Some projects related to image processing such as OpenCV and FFmpeg are also supporting OpenCL.
Because of the movement, trends, and market needs, people in ETRI became busy. (I think they are always busy)
there is no any basement technology, infra system or educational program in Korea.
Thus, a leader of a research team in ETRI, Dr. Jung and his brilliant coworkers planned some projects for growth and development of the future software industry
Their research work covers a variety of software industries such as OS, service libraries, development tools, management tools, and applications.
This is RND road map of ETRI
At first year, some proto type technologies and products were developed.
Some works were related to OpenCL and linux kernels
Next year, research works progressed so that we could make sufficient results.
OpenCL IDE, Web engines based on heterogeneous multi core system, advanced OS kernel, and so on.
Finally, this year, we are about to complete those projects and open them to the public
Now, let me introduce some interesting research progressed by ETRI
As I mentioned before, there are some noticeable issues about heterogeneous system such as task offloading, load balancing, and power efficiency.
After offloading tasks to each core, efficient load balancing definately defines multi core system’s performance
Advanced OS kernel includes improved task scheduler called the Distributed Weighted Round-Robin.
This research shows how to utilize processors with a high efficiency rate.
Since GPUs have parallel vector processing capabilities that enable them to compute large sets of data,
data transferring between CPU and GPU causes a considerable bottleneck.
This is because the ETRI also tried to improve load balancing between CPU and GPU is also important.
Another main research topic of the ETRI is power consumption measurement algorithm.

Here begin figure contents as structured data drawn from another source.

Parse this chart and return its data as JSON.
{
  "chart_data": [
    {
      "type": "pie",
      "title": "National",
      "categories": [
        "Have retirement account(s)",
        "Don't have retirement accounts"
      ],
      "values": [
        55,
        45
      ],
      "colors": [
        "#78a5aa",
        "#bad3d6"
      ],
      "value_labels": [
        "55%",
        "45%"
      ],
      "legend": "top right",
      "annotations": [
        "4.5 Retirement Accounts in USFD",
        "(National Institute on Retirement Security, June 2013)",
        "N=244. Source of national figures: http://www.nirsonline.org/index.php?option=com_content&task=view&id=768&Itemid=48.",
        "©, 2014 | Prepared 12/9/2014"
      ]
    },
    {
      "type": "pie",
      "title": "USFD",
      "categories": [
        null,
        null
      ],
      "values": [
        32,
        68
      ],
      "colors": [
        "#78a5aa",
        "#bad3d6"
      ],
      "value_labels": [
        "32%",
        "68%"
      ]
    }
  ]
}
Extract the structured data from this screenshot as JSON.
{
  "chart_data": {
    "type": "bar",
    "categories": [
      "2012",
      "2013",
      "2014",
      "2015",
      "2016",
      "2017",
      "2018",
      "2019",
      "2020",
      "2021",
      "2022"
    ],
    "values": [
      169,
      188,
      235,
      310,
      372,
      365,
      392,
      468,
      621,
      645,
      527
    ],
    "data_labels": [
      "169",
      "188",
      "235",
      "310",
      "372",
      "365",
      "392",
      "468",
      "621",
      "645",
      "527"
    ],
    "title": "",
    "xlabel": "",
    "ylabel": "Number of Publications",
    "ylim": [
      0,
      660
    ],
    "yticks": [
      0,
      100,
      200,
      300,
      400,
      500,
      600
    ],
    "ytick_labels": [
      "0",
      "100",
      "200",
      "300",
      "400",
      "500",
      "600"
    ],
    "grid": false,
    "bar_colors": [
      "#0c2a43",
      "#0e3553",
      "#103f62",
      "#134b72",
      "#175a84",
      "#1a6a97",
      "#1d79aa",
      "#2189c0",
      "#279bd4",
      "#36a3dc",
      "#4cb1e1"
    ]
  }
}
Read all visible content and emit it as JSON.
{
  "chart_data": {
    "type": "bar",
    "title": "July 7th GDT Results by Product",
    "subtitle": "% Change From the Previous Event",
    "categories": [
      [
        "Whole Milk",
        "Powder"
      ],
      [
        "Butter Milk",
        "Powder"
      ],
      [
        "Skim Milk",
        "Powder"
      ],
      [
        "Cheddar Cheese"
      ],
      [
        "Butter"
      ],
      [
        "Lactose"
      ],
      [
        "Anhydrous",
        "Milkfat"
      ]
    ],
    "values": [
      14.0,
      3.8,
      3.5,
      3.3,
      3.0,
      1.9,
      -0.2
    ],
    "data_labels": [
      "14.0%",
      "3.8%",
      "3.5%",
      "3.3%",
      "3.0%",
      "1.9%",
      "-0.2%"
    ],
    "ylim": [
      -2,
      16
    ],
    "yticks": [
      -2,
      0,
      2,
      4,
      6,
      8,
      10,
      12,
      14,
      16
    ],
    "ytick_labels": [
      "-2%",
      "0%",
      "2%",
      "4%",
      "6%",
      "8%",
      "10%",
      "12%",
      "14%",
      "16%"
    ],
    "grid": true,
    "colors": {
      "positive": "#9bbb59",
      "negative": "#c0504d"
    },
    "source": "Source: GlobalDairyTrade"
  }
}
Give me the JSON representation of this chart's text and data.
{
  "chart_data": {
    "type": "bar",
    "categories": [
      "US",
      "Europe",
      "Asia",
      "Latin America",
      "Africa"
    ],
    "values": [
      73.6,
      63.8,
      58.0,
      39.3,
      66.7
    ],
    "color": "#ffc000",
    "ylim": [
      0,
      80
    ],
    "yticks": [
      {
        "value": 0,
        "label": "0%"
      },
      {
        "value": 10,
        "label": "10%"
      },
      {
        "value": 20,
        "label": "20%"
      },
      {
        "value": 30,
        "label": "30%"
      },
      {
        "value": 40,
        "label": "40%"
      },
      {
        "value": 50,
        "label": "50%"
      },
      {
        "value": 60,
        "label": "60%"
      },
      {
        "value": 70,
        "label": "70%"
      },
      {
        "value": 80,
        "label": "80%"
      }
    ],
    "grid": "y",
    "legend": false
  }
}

The new algorithm showed better accuracy compared to Google Power Tutor
There is one more really important mission of the team ETRI
A few years ago, some passionate engineers, including myself, were invited to a small group meeting.
It was a tiny but significant kick-off meeting of an open source project community, called OpenSEED
The main goal of this community is to test and evalute recent techniques devloped by ETRI.
All of the research work is open to public and available for download at the OpenSEED site.
My team members and I have evaluated the advanced Linux kernel since the first year of the project.
We tried to test some image processing application programs with the Linux kernel.
Now, we are trying to test ocl modules in the OpenCV library which supports OpenCL on OpenCV library.